Below are the names of the incoming Marcos administration’s Cabinet secretaries who either graduated from the country’s premier state university or have served as a professor there.

  • Alfredo Pascual, incoming Department of Trade and Industry secretary

He served as the 20th UP president for 2011-2017. Pascual also earned his Bachelor of Science Major in Chemistry and his master of business administration from the university.

  • Arsenio Balisacan, incoming National Economic and Development Authority chief

Balisacan served as a dean and a professor at the UP School of Economics.

He also earned his Bachelor of Science degree at the Mariano State University and his Master of Science degree in agriculture economics from UP Los Baños.

  • Benjamin Diokno incoming Department of Finance secretary

Diokno, the sitting governor of the Bangko Sentral ng Pilipinas, was a former economics professor at UP.

He also earned his college degree in public administration, and his master’s degree in public administration and in economics from UP-Diliman.

  • Trixie Cruz-Angeles, incoming Presidential Communications Operations Office chief

Cruz-Angeles, currently maintains a vlog called “Luminous by Trixie Cruz-Angeles & Ahmed Paglinawan,” finished her law degree and her master’s degree in UP.

The rest of the proposed Cabinet members are the following:

  • Sara Duterte-Carpio, vice president-elect, as education secretary
  • Benjamin “Benhur” Abalos Jr. as interior secretary
  • Vic Rodriguez as executive secretary
  • Rep. Jesus Crispin “Boying” Remulla as justice secretary
  • Bienvenido Laguesma as labor secretary
  • Susan “Toots” Ople as migrant workers secretary
  • Manny Bonoan as public works and highways secretary
  • Antonio Lagdameo Jr., special assistant to the president

On UP’s red-tagged history

UP has had a culture of activism, partly borne from its emphasis on critical thinking and patriotism.

Members of the UP community have been vocal of their views on the government’s policies, decisions and lack of response to national and social issues.

Their activism, however, did not sit well with President Rodrigo Duterte, his allies and supporters.

They have constantly accused UP and its students of having ties with the communist rebellion despite the lack of proof for it.

Duterte even threatened to defund UP and kick out its students in his past national addresses.

In 2021, the Department of National Defense terminated the 1989 UP-DND accord that prohibits state forces from entering campuses except when university officials allowed them, in hot pursuit or in other similar emergencies.

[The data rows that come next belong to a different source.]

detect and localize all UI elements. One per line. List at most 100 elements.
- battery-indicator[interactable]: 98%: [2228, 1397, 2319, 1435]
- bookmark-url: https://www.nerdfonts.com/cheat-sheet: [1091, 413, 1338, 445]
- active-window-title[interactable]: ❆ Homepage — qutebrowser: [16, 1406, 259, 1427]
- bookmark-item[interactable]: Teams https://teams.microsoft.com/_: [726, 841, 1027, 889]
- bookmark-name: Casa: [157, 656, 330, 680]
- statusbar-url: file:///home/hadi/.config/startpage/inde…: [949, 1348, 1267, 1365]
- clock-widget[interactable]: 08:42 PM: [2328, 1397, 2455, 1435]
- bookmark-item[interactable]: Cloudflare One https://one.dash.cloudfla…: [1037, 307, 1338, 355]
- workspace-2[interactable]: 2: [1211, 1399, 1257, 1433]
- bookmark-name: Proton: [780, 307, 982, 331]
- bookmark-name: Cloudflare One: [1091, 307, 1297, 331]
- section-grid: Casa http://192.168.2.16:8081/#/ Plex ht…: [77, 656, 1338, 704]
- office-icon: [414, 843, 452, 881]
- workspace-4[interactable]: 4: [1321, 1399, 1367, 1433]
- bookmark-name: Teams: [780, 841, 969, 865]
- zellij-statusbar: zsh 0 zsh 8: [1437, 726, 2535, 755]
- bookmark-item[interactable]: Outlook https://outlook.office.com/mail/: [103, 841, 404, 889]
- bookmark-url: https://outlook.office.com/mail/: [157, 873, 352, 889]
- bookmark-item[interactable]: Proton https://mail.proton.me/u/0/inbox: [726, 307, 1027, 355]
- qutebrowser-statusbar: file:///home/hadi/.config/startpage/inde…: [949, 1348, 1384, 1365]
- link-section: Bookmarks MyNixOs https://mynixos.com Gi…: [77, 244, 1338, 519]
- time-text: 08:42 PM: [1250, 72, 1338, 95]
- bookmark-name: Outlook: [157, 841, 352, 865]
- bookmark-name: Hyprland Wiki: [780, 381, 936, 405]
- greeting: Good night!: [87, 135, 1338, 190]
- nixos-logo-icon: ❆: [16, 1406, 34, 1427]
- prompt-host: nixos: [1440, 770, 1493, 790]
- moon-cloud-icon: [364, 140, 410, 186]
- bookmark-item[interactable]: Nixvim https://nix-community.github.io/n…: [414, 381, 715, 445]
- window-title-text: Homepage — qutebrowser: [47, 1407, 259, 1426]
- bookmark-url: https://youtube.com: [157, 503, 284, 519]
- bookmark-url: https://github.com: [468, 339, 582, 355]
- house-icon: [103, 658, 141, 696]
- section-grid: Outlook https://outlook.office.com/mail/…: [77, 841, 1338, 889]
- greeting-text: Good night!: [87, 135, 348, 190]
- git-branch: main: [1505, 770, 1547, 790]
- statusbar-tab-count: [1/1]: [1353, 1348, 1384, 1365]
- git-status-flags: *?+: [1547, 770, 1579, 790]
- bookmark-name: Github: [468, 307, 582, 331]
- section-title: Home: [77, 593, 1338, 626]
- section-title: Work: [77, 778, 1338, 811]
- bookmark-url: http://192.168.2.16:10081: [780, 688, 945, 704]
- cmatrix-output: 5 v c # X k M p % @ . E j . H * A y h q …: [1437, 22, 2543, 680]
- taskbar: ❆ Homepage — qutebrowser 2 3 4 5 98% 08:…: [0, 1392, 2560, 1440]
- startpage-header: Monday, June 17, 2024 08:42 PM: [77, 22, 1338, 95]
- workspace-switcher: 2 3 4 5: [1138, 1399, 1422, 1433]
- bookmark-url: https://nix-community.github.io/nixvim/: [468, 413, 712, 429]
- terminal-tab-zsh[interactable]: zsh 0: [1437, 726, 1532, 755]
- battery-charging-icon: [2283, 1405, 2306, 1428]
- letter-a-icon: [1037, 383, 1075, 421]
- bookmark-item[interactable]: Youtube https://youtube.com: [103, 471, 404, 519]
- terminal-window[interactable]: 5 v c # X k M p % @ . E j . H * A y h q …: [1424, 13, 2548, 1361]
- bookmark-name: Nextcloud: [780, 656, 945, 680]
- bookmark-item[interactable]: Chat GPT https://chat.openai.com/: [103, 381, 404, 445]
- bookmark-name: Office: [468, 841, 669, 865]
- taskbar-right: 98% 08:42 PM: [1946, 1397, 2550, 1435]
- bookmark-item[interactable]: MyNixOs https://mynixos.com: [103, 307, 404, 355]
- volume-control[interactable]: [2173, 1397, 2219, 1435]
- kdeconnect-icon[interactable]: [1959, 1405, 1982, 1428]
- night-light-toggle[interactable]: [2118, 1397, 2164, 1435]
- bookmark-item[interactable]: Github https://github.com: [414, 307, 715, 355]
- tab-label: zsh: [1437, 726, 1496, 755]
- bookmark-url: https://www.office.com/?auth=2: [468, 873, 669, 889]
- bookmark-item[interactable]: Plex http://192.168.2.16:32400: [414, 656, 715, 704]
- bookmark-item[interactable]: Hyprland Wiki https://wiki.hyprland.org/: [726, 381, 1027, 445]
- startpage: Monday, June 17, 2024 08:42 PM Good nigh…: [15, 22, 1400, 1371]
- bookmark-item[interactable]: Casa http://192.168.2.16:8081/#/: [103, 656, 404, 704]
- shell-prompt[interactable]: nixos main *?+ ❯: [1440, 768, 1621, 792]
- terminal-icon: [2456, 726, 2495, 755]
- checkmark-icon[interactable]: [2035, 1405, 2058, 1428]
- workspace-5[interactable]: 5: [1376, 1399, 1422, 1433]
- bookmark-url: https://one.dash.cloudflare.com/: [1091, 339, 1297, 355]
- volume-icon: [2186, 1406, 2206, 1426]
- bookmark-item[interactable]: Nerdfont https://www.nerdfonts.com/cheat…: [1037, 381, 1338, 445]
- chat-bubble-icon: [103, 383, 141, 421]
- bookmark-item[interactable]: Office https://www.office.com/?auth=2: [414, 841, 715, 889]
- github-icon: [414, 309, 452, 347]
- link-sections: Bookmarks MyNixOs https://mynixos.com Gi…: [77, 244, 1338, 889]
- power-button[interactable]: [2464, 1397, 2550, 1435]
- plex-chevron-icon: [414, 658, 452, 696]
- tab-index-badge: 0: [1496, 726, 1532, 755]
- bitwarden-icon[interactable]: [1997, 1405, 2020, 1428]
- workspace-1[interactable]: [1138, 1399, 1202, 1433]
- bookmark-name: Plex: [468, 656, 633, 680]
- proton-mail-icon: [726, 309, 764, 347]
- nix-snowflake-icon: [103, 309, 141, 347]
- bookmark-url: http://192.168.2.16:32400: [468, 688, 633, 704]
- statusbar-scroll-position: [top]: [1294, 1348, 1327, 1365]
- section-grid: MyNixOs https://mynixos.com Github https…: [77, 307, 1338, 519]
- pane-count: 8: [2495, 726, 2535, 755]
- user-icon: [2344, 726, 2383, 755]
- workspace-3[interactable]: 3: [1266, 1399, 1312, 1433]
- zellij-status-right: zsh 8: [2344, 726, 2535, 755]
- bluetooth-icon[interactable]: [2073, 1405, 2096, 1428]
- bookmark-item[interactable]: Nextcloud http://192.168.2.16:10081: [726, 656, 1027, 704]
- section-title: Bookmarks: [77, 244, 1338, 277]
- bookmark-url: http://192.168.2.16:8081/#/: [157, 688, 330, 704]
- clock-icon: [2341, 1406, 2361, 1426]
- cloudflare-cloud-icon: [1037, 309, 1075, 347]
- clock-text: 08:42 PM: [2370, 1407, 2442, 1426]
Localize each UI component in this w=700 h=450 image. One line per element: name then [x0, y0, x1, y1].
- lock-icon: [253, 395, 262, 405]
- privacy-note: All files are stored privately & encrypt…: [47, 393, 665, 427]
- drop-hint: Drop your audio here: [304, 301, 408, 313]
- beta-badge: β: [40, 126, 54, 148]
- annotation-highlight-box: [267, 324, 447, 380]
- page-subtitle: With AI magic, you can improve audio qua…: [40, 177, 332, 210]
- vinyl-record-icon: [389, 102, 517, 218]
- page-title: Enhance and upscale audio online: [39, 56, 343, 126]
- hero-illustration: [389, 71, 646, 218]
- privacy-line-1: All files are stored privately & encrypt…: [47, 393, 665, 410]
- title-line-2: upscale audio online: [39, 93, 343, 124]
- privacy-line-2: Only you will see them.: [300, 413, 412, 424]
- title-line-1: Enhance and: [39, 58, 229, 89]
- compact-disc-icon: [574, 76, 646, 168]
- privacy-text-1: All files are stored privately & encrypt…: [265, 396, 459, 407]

The DND alleged without evidence that some UP students were communist rebels and that the university grounds became recruitment grounds of the Community Party of the Philippines.

RELATED: Throwback to ’70s: Diliman Commune remembered as UP-DND accord gets scrapped 

UP has also stood up against Duterte when he allowed the burial of late dictator Ferdinand Marcos Sr. at the Libingan ng mga Bayani in November 2016.

Faculty members of the UP Department of Political Science joined the solidarity of outrage against such a decision.

“We view such an action as deceitful and malicious, remembering that in the same light, Marcos insidiously altered and abused the formal democratic institutions of the Republic in order to extend and intensify his grasp of political power at the expense of the Filipino nation,” they said in a statement.